Il est dans la construction d’une étrange relation, perverse et burlesque, inquiétante et touchante, autour d’un personnage d’usurier de quartier, d’une humanité aussi extrême qu’antipathique. Autour de lui gravitent soupirante mystique et putes pragmatiques, voilà cet anti-Joseph affublé d’un bébé tombé du ciel, voilà ce maniaque du contrôle entrainé dans une quête cauchemardesque et dérisoire. On songe à Robert Bresson et à Buster Keaton, à Luis Buñuel aussi, et puis on laisse tomber les références, le film vibre selon ses propres harmoniques, qui entrainent sur un déroutant chemin, pour la grande joie du spectateur.

Egalement découvert à Cannes, où il fut l’événement de la Quinzaine des réalisateurs, Le Quatro Volte confirme les espoirs inspirés par le premier long métrage de Michelangelo Frammartino, Il Dono. Sans un mot de dialogue et pas davantage d’intrigue dramatique, le réalisateur italien prouve par l’exemple les puissances narratives, successivement tragiques et comiques, d’une juste observation du monde par le cinéma. Dans le village de Calabre où il a installé sa caméra, Frammartino accompagne une mort et une naissance, le cycle des saisons comme Hésiode et Virgile surent le faire, et des accidents comme Laurel et Hardy aimèrent les filmer. C’est magique, c’est bizarre, ça ne ressemble pas à ce qu’on a l’habitude de voir au cinéma et pourtant c’est à sa manière l’esprit même du cinéma qui s’incarne. Paisiblement, joyeusement.

Bas-Fonds2Valérie Nataf dans Bas Fonds d’Isild Le Besco

Enfin voici venir un autre météorite. Celui-là est violent, brûlant, percutant. Bas Fonds d’Isild Le Besco laisse une trainée de poudre dans son sillage, et la certitude d’avoir touché au plus sensible d’une douleur de vivre, une douleur commune quand bien même ces personnages ne sont pas communs.

A l’instar de ses deux premiers films, Demi-tarif et Charly, la réalisatrice semble trouver un point de vue inconnu, une distance impossible et radicalement juste pour observer des protagonistes ici jusqu’aux tréfonds de leur révolte, de leur angoisse, de leur solitude et de leur volonté de s’affirmer.

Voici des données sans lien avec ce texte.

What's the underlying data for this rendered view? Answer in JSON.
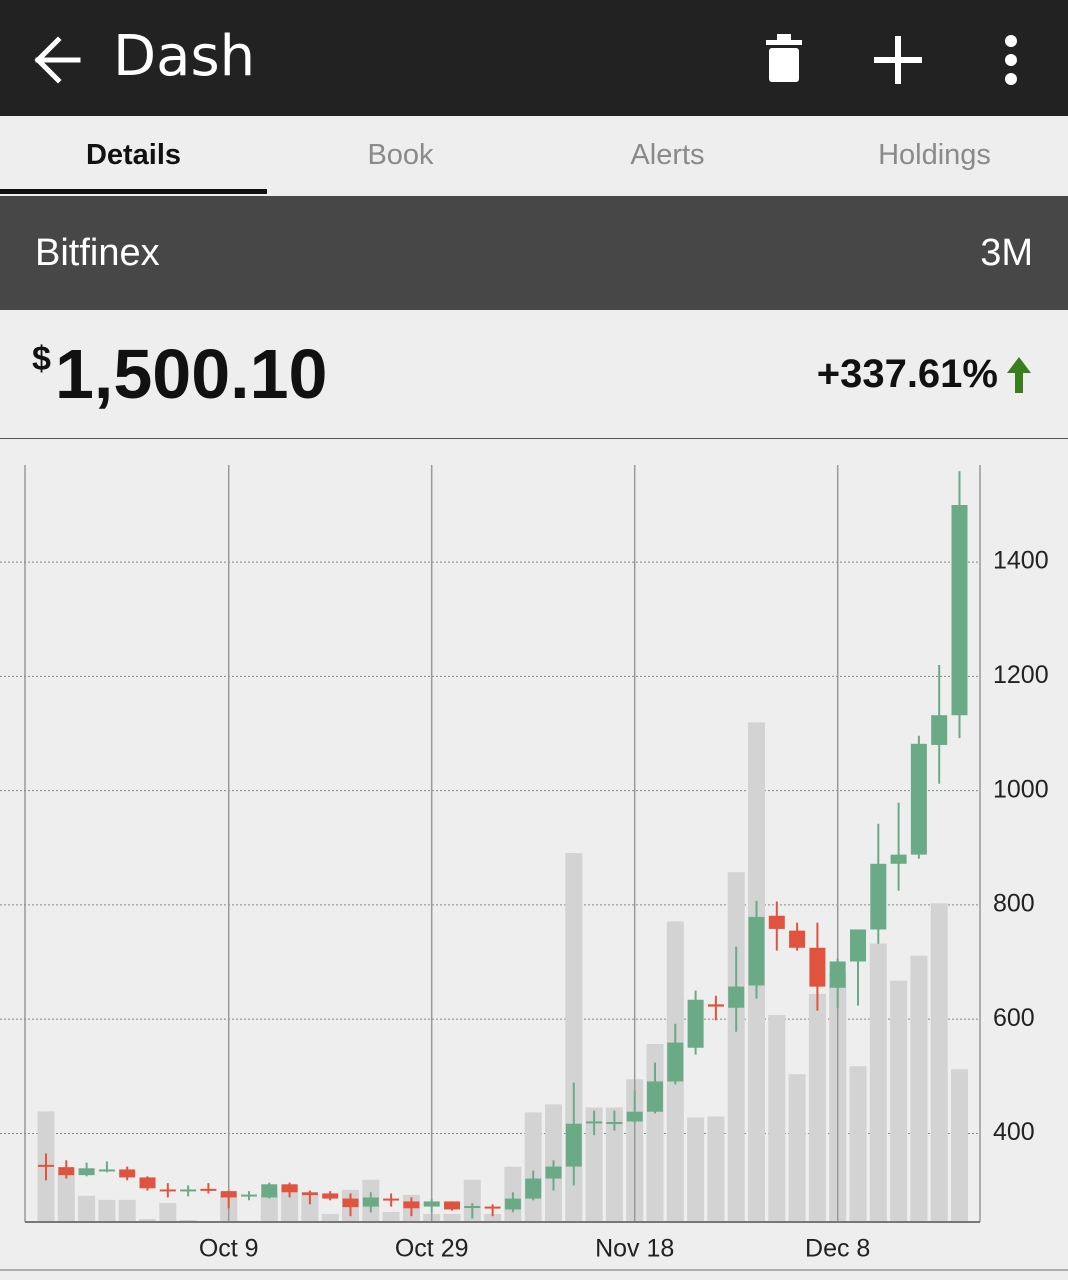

Isild Le Besco filme sans  rien édulcorer, sans juger ni s’apitoyer. Retraçant la chronique de trois jeunes femmes en rupture de tout, et entre lesquelles circulent une violence aussi extrême que celle qu’elles infligent occasionnellement à l’extérieur,  Bas Fonds ne retient ni ses cris ni ses coups. Il ne s’agit pas ici de naturalisme, encore moins d’exhibitionnisme, mais de l’invention à l’arraché d’une forme artistique qui approche des états pourtant bien réels, où les mots et les gestes convenus, « policés », n’ont plus d’usage.

D’une sincérité vibrante jusqu’au paroxysme, geste qui évoque Les Bonnes de Genêt et les cris du Free Jazz, le film d’Isild Le Besco laisse une trace profonde et douce, à la mesure de sa brûlure initiale.